I was in an office once below an artist also. She did HUGE canvas backdrops, necessitating a military-grade compressor. which was mounted right above my head, seemingly. And she liked to listen to NPR over the compressor.

So it would be these long periods of clattering compressor, over which you could hear some kind of talking; when the compressor shut down, you had to shout over the NPR-talk. Which, of course, cycled every three hours. So we heard everything two or three times a day.

Good times, good times. Hammer away, Chuckles.

Kathleen said...

the vending machine pastry factory

Don't tell me BIG TEXAS Cinnamon Rolls are made in Oakland!!! Or was it your affair with Mrs. Freshley's that went sour?

mdhatter said...

put the ass back into bass

teh l4m3 said...

YOU LITTLE SNATCH! You were in Oaktown? Why didn't you say something!!!!

Chuckles said...

Teh l4m3, this was years ago, before I became the infamous Genius I am today.

Kathleen, something like that.

BP, I can no longer listen to NPR on car trips. Every time you switch stations, you end up hearing the update you just heard and then they repeat the same music from the previous 20 to 40 minutes.

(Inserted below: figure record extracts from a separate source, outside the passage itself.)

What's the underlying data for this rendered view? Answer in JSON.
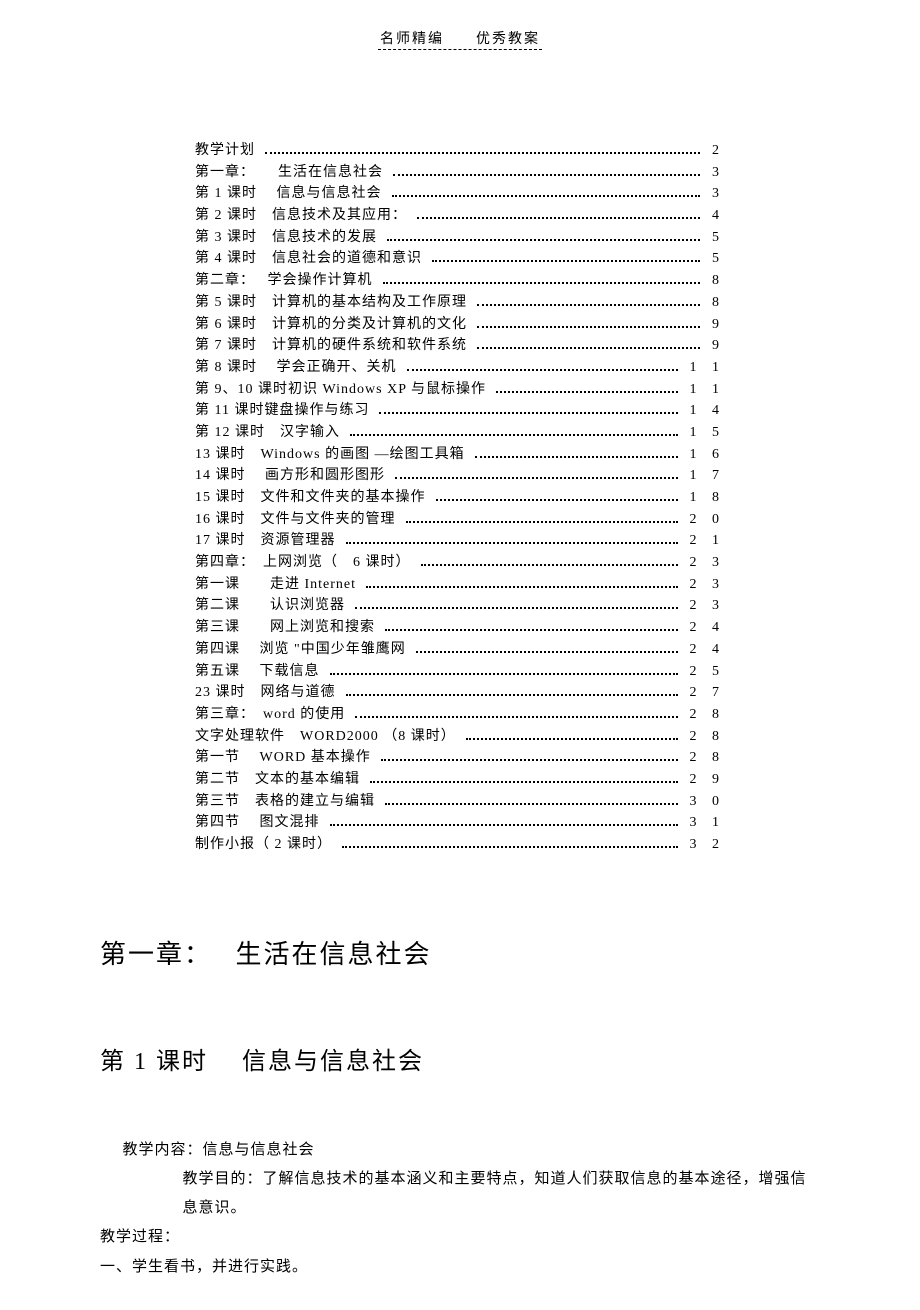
{
  "header": {
    "left": "名师精编",
    "right": "优秀教案"
  },
  "toc": [
    {
      "label": "教学计划",
      "page": "2"
    },
    {
      "label": "第一章：　　生活在信息社会",
      "page": "3"
    },
    {
      "label": "第 1 课时　 信息与信息社会",
      "page": "3"
    },
    {
      "label": "第 2 课时　信息技术及其应用：",
      "page": "4"
    },
    {
      "label": "第 3 课时　信息技术的发展",
      "page": "5"
    },
    {
      "label": "第 4 课时　信息社会的道德和意识",
      "page": "5"
    },
    {
      "label": "第二章：　 学会操作计算机",
      "page": "8"
    },
    {
      "label": "第 5 课时　计算机的基本结构及工作原理",
      "page": "8"
    },
    {
      "label": "第 6 课时　计算机的分类及计算机的文化",
      "page": "9"
    },
    {
      "label": "第 7 课时　计算机的硬件系统和软件系统",
      "page": "9"
    },
    {
      "label": "第 8 课时　 学会正确开、关机",
      "page": "1 1"
    },
    {
      "label": "第 9、10 课时初识   Windows XP   与鼠标操作",
      "page": "1 1"
    },
    {
      "label": "第 11 课时键盘操作与练习",
      "page": "1 4"
    },
    {
      "label": "第 12 课时　汉字输入",
      "page": "1 5"
    },
    {
      "label": "13 课时　Windows  的画图 —绘图工具箱",
      "page": "1 6"
    },
    {
      "label": "14 课时　 画方形和圆形图形",
      "page": "1 7"
    },
    {
      "label": "15 课时　文件和文件夹的基本操作",
      "page": "1 8"
    },
    {
      "label": "16 课时　文件与文件夹的管理",
      "page": "2 0"
    },
    {
      "label": "17 课时　资源管理器",
      "page": "2 1"
    },
    {
      "label": "第四章：　上网浏览（　6 课时）",
      "page": "2 3"
    },
    {
      "label": "第一课　　走进 Internet",
      "page": "2 3"
    },
    {
      "label": "第二课　　认识浏览器",
      "page": "2 3"
    },
    {
      "label": "第三课　　网上浏览和搜索",
      "page": "2 4"
    },
    {
      "label": "第四课　 浏览 \"中国少年雏鹰网",
      "page": "2 4"
    },
    {
      "label": "第五课　 下载信息",
      "page": "2 5"
    },
    {
      "label": "23 课时　网络与道德",
      "page": "2 7"
    },
    {
      "label": "第三章：　word 的使用",
      "page": "2 8"
    },
    {
      "label": "文字处理软件　WORD2000 （8 课时）",
      "page": "2 8"
    },
    {
      "label": "第一节　 WORD 基本操作",
      "page": "2 8"
    },
    {
      "label": "第二节　文本的基本编辑",
      "page": "2 9"
    },
    {
      "label": "第三节　表格的建立与编辑",
      "page": "3 0"
    },
    {
      "label": "第四节　 图文混排",
      "page": "3 1"
    },
    {
      "label": "制作小报（  2 课时）",
      "page": "3 2"
    }
  ],
  "chapter": {
    "title": "第一章：　 生活在信息社会"
  },
  "section": {
    "title": "第 1 课时　 信息与信息社会"
  },
  "body": {
    "p1": "教学内容：信息与信息社会",
    "p2": "教学目的：了解信息技术的基本涵义和主要特点，知道人们获取信息的基本途径，增强信息意识。",
    "p3": "教学过程：",
    "p4": "一、学生看书，并进行实践。"
  },
  "style": {
    "text_color": "#000000",
    "background_color": "#ffffff",
    "toc_fontsize": 14,
    "heading1_fontsize": 26,
    "heading2_fontsize": 24,
    "body_fontsize": 15
  }
}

Adorable Girlfriend said...

Try a broom. That is a real New York thing to smack it on the ceiling and see how it goes.

It works 50% of the time.

Dandrobium said...

My brother walked out of his room and asked me to turn it down during one of the commercials that was particularly loud. When I explained the situation, I recall him looking at the ceiling and saying, "oh, those assholes." This was not the worst.

Laughing so hard my eyes are watering and the Caribou barrista is looking at me funny.

Adorable Girlfriend said...

I can totally see Dando laughing.

I have no idea why!!

Porterhouse said...

Ahh, good times. That loft was fun. A great description of events there too. Here's another aural event from that loft...

A week after I moved in, one of the brothers of indeterminate number and our mother came to visit. Around 9am as we were preparing to depart for the day they started having loud {activity involving nekkidness), this odd noise got mother's attention. "What is that noise?" She asks. "Nothing just the dogs upstairs." And I quickly ushered them out of the loft just as the dogs did indeed start barking.

Porterhouse said...

Kathleen, have no fear they were not BIG TEXAS Cinnamon rolls. They were Swedish pastries.

Chuckles said...

That just ain't right.

the rev. paperboy said...

Maybe Tucker Carlson has moved in upstairs?

pop renaissance said...

put on a lawrence welk cd on repeat at immense volume with speakers propped up against the ceiling. and leave for the weekend.